Ann Coulter is like a leggy blonde version of a Hamas rocket:  firing indiscriminately, not caring who is injured, just as long as she receives attention by causing chaos.

Written by

Kim is a pint-sized patriot who packs some big contradictions. She is a Baby Boomer who never became a hippie, an active Republican who first registered as a Democrat (okay, it was to help a sorority sister's father in his run for sheriff), and a devout Lutheran who practices yoga. Growing up in small-town Indiana, now living in the Kansas City metro, Kim is a conservative Midwestern gal whose heart is also in the Seattle area, where her eldest daughter, son-in-law, and grandson live.

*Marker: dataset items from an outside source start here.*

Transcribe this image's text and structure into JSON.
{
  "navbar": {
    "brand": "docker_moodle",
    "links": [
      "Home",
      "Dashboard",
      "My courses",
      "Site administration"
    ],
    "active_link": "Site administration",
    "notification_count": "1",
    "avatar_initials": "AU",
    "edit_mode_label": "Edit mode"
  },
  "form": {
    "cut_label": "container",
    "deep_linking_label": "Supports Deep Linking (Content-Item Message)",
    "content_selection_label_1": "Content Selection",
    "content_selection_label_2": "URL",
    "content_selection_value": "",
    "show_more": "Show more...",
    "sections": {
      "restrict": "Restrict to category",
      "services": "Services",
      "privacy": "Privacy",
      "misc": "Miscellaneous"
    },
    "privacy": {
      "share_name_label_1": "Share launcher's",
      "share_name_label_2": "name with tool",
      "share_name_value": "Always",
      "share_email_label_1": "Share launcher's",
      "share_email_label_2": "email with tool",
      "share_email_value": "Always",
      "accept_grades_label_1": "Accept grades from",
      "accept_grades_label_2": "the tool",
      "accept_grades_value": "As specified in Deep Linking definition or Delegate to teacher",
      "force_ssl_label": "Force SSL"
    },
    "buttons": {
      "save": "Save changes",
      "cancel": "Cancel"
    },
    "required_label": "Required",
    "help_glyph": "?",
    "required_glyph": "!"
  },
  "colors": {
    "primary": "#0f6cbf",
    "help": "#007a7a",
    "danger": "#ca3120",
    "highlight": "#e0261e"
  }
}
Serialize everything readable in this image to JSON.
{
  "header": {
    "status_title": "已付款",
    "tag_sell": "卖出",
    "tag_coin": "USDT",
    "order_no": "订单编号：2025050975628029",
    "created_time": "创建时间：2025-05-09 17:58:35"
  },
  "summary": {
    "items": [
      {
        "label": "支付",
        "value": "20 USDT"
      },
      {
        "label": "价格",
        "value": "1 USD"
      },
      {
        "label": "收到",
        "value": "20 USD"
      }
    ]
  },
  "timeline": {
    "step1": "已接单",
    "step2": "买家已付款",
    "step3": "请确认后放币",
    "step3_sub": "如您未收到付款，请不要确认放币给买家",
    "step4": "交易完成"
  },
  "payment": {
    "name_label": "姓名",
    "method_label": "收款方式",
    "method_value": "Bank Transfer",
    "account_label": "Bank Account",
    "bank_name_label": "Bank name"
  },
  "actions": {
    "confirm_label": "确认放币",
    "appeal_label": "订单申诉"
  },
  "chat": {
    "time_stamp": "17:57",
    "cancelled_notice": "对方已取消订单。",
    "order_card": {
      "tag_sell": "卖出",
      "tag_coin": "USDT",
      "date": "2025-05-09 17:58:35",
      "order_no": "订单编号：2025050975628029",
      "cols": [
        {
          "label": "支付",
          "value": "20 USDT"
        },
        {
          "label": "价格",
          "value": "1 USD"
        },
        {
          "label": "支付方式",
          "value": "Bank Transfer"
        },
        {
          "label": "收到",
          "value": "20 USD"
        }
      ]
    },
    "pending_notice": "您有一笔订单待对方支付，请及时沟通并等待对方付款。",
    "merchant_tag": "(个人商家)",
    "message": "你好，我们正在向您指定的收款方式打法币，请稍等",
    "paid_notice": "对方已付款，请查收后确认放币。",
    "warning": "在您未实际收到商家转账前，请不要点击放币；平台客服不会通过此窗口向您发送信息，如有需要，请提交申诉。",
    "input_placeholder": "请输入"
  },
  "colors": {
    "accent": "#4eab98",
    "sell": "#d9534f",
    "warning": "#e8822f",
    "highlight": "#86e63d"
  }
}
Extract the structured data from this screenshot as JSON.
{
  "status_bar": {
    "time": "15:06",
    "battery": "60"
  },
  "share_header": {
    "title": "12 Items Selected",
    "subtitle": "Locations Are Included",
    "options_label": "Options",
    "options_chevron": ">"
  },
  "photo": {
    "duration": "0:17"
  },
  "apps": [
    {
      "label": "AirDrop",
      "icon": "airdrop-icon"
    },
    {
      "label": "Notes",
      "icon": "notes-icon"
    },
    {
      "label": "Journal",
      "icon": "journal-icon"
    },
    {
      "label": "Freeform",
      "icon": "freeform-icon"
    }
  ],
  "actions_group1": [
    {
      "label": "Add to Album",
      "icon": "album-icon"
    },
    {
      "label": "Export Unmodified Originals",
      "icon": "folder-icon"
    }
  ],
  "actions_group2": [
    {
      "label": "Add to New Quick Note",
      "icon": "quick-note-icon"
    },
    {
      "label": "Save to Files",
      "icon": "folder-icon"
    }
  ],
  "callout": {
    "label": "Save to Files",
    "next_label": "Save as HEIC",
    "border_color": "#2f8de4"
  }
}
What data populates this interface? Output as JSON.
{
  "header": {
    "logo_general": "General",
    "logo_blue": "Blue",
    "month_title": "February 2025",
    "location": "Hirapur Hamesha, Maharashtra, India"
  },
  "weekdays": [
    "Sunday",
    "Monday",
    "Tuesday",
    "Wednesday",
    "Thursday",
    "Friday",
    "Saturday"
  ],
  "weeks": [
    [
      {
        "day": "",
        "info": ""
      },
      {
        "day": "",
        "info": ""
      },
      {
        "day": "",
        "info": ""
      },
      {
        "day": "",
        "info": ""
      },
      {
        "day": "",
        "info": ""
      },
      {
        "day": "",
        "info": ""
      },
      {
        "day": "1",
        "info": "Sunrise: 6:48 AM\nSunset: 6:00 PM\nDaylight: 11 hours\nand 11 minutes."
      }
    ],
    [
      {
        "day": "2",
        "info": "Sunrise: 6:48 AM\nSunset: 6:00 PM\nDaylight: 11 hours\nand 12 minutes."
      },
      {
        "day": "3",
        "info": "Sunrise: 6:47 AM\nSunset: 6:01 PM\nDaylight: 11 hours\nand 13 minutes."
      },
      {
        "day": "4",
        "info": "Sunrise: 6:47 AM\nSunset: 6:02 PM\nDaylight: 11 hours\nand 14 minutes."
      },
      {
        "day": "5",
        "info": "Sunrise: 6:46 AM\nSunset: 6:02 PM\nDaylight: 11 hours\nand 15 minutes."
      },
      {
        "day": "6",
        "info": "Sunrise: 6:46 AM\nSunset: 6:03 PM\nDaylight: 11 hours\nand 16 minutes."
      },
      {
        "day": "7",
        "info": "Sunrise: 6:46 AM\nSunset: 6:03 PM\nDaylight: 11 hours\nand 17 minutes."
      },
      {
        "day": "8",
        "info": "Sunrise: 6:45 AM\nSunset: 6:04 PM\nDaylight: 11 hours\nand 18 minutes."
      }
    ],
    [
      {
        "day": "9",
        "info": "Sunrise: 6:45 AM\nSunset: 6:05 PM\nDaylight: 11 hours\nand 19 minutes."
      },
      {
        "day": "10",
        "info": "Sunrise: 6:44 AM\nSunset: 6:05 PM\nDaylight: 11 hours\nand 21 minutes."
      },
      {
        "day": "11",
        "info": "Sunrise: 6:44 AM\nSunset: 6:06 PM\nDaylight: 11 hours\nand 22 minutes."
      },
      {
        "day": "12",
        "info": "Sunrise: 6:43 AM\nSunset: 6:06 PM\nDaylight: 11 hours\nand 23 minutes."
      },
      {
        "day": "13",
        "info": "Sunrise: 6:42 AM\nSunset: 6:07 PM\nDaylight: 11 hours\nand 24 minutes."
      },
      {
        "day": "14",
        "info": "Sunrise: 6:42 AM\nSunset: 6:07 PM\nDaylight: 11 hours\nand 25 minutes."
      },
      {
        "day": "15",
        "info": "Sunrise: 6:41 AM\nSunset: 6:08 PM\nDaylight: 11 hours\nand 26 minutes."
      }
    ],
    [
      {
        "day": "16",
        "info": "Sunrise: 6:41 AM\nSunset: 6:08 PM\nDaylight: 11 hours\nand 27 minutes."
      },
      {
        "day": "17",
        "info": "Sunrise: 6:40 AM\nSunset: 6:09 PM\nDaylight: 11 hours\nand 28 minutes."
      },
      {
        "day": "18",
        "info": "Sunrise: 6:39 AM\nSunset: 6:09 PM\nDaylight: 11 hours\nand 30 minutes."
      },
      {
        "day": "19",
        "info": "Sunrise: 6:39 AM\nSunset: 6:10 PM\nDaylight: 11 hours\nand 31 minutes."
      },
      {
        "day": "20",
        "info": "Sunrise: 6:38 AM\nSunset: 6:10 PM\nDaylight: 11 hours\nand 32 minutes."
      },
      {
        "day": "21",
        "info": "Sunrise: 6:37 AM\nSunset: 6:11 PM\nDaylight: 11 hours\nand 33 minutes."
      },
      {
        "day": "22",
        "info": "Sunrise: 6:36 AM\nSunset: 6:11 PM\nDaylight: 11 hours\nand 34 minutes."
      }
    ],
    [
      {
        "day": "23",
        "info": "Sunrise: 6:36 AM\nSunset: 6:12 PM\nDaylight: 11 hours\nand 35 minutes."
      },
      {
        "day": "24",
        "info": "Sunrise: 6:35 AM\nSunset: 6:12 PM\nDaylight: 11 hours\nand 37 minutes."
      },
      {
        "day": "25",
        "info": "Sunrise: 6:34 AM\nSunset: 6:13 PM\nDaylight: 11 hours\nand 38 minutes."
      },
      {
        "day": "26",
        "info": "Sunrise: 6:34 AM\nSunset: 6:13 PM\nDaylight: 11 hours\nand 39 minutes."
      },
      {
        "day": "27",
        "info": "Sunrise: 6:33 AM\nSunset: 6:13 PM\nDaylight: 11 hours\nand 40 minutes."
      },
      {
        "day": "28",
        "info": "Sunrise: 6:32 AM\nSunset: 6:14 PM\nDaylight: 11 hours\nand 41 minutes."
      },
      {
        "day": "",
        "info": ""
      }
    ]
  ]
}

Kim is a working speech pathologist who left school system employment behind to subcontract to an agency, and has never looked back. She describes her conservatism as falling in the mold of Russell Kirk's Ten Conservative Principles. Don't know what they are? Google them!

1 Comment
  • Chris in N.Va. says:

    Yuppers.

    When some of the early Christians (Paul being a wholehearted go-for-the-Gentiles-everywhere, gung-ho-for-Jesus exception) seemed to be huddling a little too closely to their home turf, leave it to God to send a little persecution their way to cause them to rise up off of their “Blessed ASSureances” and fulfill the “in-your-going-make-disciples” mandate to take the gospel to “uttermost part” of the Earth.

    Not either-or, but both-and. Mother Teresa was another good example of someone forsaking cushy comfort to pour out her life as an offering to deliver God’s love to the (by many sad human standards) unlovely. Many smugly looked down on her self-sacrifice, yet her life is still sending ripples across the pond of history.